We’d been living in Phoenicia a couple years before my first religious experience of seeing a bald eagle. It was winter, early 2004. On a gray afternoon, I’m driving the family Subaru along freshly plowed Plank Road, aka Route 212. The Esopus is to my left, clearly visible through the bare trees. I’m in a foul mood.
My mind tells me something massive is circling the water. I spy a bright white head, and although I’ve never seen one in three dimensions, I know immediately what it is, and what it’s doing: It’s a bald eagle, and it’s fishing. My heart pounds. I make a series of high-pitched simian noises.
I have the presence of mind to pull over, but not the presence of mind to realize there’s no shoulder, just a berm of plowed snow over a ditch, which I’ve either forgotten or don’t care about. In any case, the axles grind and I dimly realize I’m stuck and will need assistance to get home.

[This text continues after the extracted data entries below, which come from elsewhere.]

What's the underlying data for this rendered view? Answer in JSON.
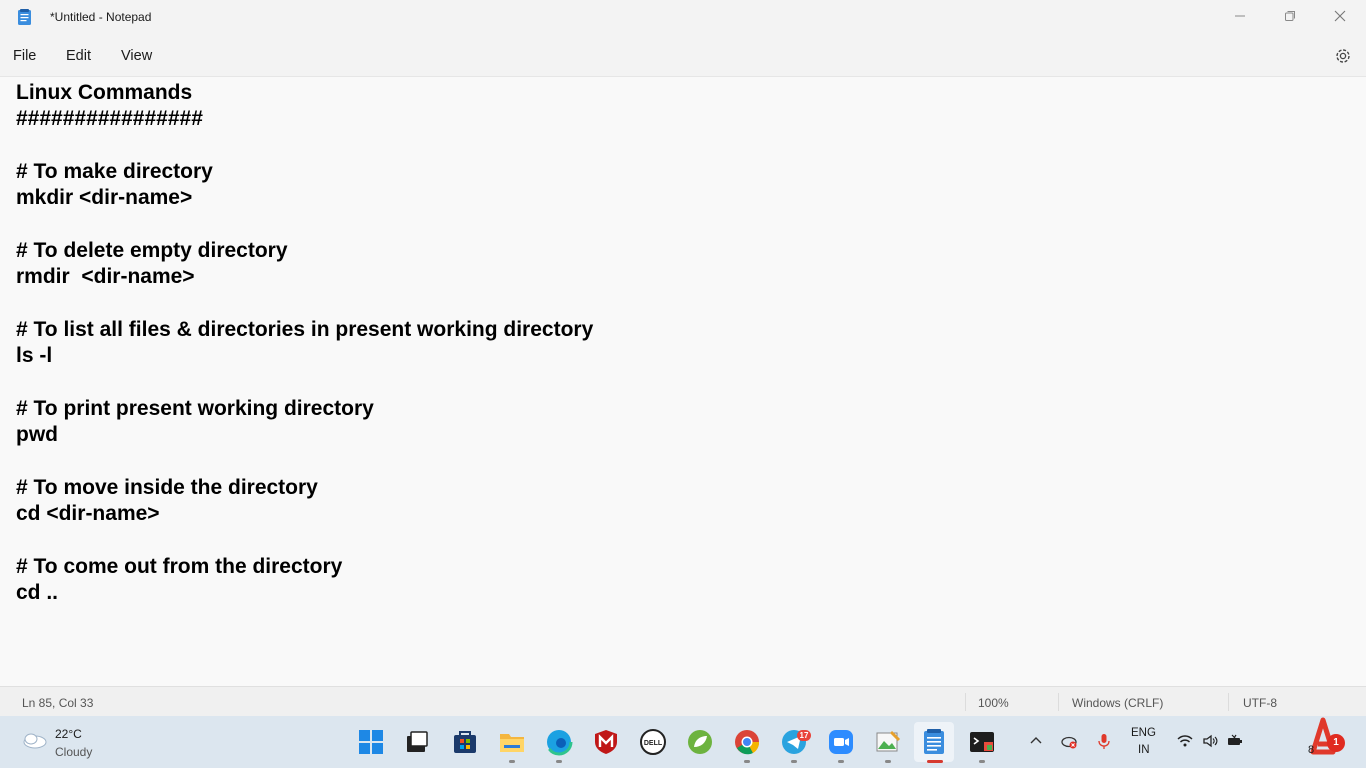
{
  "window": {
    "title": "*Untitled - Notepad",
    "app_icon": "notepad-icon",
    "controls": [
      "minimize-icon",
      "maximize-icon",
      "close-icon"
    ]
  },
  "menu": {
    "file": "File",
    "edit": "Edit",
    "view": "View",
    "settings_icon": "gear-icon"
  },
  "editor": {
    "lines": [
      "Linux Commands",
      "################",
      "",
      "# To make directory",
      "mkdir <dir-name>",
      "",
      "# To delete empty directory",
      "rmdir  <dir-name>",
      "",
      "# To list all files & directories in present working directory",
      "ls -l",
      "",
      "# To print present working directory",
      "pwd",
      "",
      "# To move inside the directory",
      "cd <dir-name>",
      "",
      "# To come out from the directory",
      "cd .."
    ]
  },
  "status": {
    "position": "Ln 85, Col 33",
    "zoom": "100%",
    "line_ending": "Windows (CRLF)",
    "encoding": "UTF-8"
  },
  "taskbar": {
    "weather": {
      "temp": "22°C",
      "desc": "Cloudy",
      "icon": "cloud-icon"
    },
    "apps": [
      "start-icon",
      "task-view-icon",
      "store-icon",
      "file-explorer-icon",
      "edge-icon",
      "mcafee-icon",
      "dell-icon",
      "spring-icon",
      "chrome-icon",
      "telegram-icon",
      "zoom-icon",
      "image-editor-icon",
      "notepad-icon",
      "terminal-icon"
    ],
    "telegram_badge": "17",
    "tray": {
      "chevron": "chevron-up-icon",
      "onedrive": "onedrive-icon",
      "mic": "microphone-icon",
      "lang_top": "ENG",
      "lang_bottom": "IN",
      "wifi": "wifi-icon",
      "volume": "volume-icon",
      "battery": "battery-icon",
      "clock_partial": "8",
      "notification_count": "1"
    }
  },
  "colors": {
    "taskbar_bg": "#dce6ef",
    "editor_bg": "#f9f9f9",
    "accent_red": "#d63a2f"
  }
}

But, again: I do not care.
I hop out into the chill and lean against my car to watch the eagle. It’s then I notice a white Chevy van has parked behind me, and the driver – a thirtyish guy in coveralls – is hopping out to lean against his vehicle and do what I was doing. No words pass between us.
This is my first sighting of a species I was told throughout my childhood and young adulthood would soon be extinct due to DDT. I may as well be seeing a pterodactyl. It moves as if underwater, barely pumping its wings. I am a child.
I’d not realized how I’d grieved this majestic species’ supposedly imminent demise due to human folly, how deep the inevitable tragedy had sunk. But it must have, because seeing this eagle is like the ecstatic communing in a dream with someone who’s passed on – a sense of reunion, of “There’s been a terrible mistake, everyone was wrong, you’re actually still alive.”
Except this is real. I can barely process it.
I don’t know how I know this, but: the eagle is aware we’re watching it. It glances over for a millisecond. Something inside me bends beneath the weight of its yellow gaze. I feel the same from the stranger, our presences combined.
I have no idea how long we watch. Each circle over the creek reels us further in, until the eagle alights on a birch about 20 feet away, folds its wings, and gazes at us full on. We both take a sharp, involuntary breath.
In its presence, I am free. No vindictiveness, no ill will toward anyone, no worries, no regrets.
After some immeasurable moments, the eagle unfolds his wings and launches himself skyward, sending glistening bits of ice flying from the recoiling branch. He makes one wide circle over the Esopus and heads west, releasing our attention, disappearing in low-hanging clouds.
My companion and I spontaneously laugh. In a few monosyllables, he communicates he realizes I’m stuck. He produces a hemp rope, with which he tows me out. No fuss, no muss, very little conversation. Words seem weird and unnecessary. That said, I do thank him, and he smiles and drives away.
I have passed that spot quite a lot since, and I almost always recall that afternoon. The days and weeks before it, and after: not so much. But that span of time with the eagle and the stranger, however long it was, is forever.